ORTONA – La mobilità come motore della trasformazione urbana e l’integrazione tra ferrovia, centro cittadino e porto saranno al centro della prima giornata di studi di Ortona UrbanLab, in programma sabato 5 settembre alle 17 nella Sala Eden. Un appuntamento che punta a definire una visione moderna e sostenibile della città, in linea con la crescita turistica della Costa dei Trabocchi e con le nuove esigenze di accessibilità del territorio.
L’incontro, dal titolo “Ortona intermodale. Mobilità sostenibile tra città, porto e territorio”, riunirà amministratori, docenti universitari, tecnici e operatori dei trasporti e del turismo. L’obiettivo è approfondire le prospettive di sviluppo di Ortona e individuare le infrastrutture necessarie per accompagnarne la trasformazione. Dopo i saluti del sindaco Angelo Di Nardo, del consigliere regionale Nicola Campitelli e dell’assessore all’Urbanistica Fabio Palermo, la discussione si concentrerà sul ruolo della mobilità sostenibile nella progettazione urbana, con particolare attenzione alle connessioni tra ferrovia, porto, centro e rete ciclabile.
Tra i temi strategici spicca il collegamento tra la stazione ferroviaria e il centro cittadino, un intervento atteso da anni e oggi ancora più urgente alla luce del crescente flusso turistico lungo la Costa dei Trabocchi. Migliorare l’accessibilità significa infatti rendere più fluido il passaggio tra i diversi nodi della mobilità e creare condizioni favorevoli per intercettare i visitatori che scelgono il territorio come meta.
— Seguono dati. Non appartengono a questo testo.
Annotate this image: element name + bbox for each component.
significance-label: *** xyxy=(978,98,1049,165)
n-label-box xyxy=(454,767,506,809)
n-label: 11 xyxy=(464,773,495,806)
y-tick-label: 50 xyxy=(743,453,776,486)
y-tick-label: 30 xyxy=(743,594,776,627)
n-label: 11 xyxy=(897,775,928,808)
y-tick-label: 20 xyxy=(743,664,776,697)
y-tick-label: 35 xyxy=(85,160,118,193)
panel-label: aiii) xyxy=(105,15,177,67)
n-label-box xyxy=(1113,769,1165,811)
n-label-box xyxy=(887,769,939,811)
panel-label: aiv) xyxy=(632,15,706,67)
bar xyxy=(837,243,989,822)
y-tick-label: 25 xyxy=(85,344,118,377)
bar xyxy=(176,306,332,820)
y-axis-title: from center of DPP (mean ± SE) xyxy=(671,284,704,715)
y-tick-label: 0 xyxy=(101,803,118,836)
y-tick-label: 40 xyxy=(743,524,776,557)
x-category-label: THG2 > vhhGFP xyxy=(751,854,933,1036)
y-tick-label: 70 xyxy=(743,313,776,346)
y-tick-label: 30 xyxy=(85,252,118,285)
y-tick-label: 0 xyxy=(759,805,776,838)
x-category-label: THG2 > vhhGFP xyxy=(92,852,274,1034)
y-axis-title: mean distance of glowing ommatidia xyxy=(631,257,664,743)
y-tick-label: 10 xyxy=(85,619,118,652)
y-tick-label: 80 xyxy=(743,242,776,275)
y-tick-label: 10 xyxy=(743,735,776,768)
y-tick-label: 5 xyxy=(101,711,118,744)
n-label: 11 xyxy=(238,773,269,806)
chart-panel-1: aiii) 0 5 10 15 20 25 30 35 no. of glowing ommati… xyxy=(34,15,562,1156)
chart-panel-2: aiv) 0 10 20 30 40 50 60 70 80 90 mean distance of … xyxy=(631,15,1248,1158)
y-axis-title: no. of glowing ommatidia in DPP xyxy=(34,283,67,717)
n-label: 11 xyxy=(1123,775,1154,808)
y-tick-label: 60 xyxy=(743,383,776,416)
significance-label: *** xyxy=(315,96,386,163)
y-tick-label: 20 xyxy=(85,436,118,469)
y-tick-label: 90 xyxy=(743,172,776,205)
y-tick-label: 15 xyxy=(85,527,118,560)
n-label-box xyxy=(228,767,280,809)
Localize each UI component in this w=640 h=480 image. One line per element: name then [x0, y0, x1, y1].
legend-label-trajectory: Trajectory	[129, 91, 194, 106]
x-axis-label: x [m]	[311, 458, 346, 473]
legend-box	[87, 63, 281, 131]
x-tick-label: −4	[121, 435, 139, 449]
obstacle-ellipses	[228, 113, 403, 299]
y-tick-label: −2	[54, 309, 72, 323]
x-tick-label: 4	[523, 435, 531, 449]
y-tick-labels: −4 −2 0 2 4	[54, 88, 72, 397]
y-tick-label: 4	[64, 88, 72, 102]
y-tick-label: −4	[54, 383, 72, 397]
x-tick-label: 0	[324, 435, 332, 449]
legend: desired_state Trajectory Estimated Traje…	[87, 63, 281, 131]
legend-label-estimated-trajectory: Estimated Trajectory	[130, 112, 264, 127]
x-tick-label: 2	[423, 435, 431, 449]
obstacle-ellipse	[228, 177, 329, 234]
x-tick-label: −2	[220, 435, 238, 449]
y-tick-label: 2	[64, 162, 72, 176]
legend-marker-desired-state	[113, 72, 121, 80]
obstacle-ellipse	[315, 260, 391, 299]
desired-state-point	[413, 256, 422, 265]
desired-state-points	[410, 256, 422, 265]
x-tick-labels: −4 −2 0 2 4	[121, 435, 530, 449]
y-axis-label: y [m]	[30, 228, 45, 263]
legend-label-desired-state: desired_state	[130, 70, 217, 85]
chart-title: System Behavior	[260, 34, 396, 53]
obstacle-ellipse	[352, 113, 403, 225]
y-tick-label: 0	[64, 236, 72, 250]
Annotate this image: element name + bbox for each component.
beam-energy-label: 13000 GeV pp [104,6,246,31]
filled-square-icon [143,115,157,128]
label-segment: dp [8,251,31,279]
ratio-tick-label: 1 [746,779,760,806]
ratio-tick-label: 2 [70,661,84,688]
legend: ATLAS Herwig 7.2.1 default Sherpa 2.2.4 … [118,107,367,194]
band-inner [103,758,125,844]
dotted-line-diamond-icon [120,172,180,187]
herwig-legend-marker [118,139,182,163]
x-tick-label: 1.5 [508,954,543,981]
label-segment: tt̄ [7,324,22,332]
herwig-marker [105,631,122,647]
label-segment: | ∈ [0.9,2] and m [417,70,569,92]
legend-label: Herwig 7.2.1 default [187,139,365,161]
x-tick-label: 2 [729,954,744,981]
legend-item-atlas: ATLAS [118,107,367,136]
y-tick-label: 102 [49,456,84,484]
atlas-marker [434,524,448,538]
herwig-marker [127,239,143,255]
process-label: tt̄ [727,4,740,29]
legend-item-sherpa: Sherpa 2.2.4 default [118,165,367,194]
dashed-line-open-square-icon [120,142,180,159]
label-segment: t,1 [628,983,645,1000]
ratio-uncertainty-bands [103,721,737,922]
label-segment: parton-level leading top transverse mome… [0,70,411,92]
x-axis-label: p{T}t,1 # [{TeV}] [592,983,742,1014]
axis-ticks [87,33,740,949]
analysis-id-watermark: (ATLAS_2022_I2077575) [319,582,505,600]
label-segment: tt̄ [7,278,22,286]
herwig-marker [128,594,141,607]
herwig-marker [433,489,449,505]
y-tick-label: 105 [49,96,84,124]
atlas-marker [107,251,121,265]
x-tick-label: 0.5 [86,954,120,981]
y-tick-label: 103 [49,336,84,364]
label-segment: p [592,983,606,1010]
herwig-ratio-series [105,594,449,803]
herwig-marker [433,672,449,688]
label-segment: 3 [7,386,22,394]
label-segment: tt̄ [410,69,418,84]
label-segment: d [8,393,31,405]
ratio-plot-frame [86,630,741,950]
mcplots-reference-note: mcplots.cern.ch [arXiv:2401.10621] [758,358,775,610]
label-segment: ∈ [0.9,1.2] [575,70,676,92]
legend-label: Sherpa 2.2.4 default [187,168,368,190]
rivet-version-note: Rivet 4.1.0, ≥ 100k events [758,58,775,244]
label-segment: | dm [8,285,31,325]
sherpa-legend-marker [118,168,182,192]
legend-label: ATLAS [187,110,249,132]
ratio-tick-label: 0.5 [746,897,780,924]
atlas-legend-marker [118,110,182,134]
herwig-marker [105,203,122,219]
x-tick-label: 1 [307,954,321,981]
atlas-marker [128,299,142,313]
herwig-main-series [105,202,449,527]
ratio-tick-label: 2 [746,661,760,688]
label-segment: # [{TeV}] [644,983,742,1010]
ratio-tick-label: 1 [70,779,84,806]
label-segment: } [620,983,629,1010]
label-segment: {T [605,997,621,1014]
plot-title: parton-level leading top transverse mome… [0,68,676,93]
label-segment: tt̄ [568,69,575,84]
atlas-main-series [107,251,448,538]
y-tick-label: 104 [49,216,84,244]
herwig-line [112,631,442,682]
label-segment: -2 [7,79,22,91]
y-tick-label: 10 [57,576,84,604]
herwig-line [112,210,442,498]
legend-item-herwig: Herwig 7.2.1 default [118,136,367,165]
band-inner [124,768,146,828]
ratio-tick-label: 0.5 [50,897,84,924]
«Il collegamento tra la stazione e il centro è una delle questioni strategiche su cui Ortona attende da tempo una risposta», ha ricordato l’assessore Palermo, sottolineando come la crescita turistica della costa richieda infrastrutture adeguate e facilmente fruibili. «La stazione non può restare un punto isolato: deve entrare in una rete capace di connettere città, porto, costa e territorio».
Palermo ha evidenziato anche la filosofia alla base di Ortona UrbanLab: non immaginare singole opere, ma costruire una visione complessiva della città. «La mobilità incide sulla qualità urbana, sull’attrattività turistica e sulle possibilità di sviluppo. Per questo il confronto con Rfi, Tua, università e operatori del territorio è fondamentale: servono competenze diverse per individuare soluzioni concrete e sostenibili».
La prima parte dei lavori vedrà gli interventi dei docenti di Urbanistica Claudia Faraone e Matteo Di Venosa, insieme ad Alberto Ulisse, docente di Progettazione Architettonica e Urbana. Seguirà una tavola rotonda moderata da Faraone e Ulisse, con la partecipazione di Daniele Presciutti (Rfi), Gabriele De Angelis (Tua), Alfredo Padovano (Itid e Regione Abruzzo – progetto Cyros), Alfonso Di Fonzo (Its Most Academy Ortona), Carlo Ricci (Gal Costa dei Trabocchi), Nicola Civitarese (Civitarese Viaggi) e Davide Forti (Officine Forti Bike Sharing).
Il confronto toccherà temi che vanno dalla rete ferroviaria adriatica alla mobilità regionale, dal rapporto tra mare e montagna alle prospettive turistiche, fino agli investimenti per le infrastrutture del futuro e alla mobilità ciclabile. Un percorso pensato per delineare una strategia capace di accompagnare la trasformazione di Ortona, valorizzandone la posizione e rafforzando le connessioni con la costa e i principali itinerari turistici della provincia.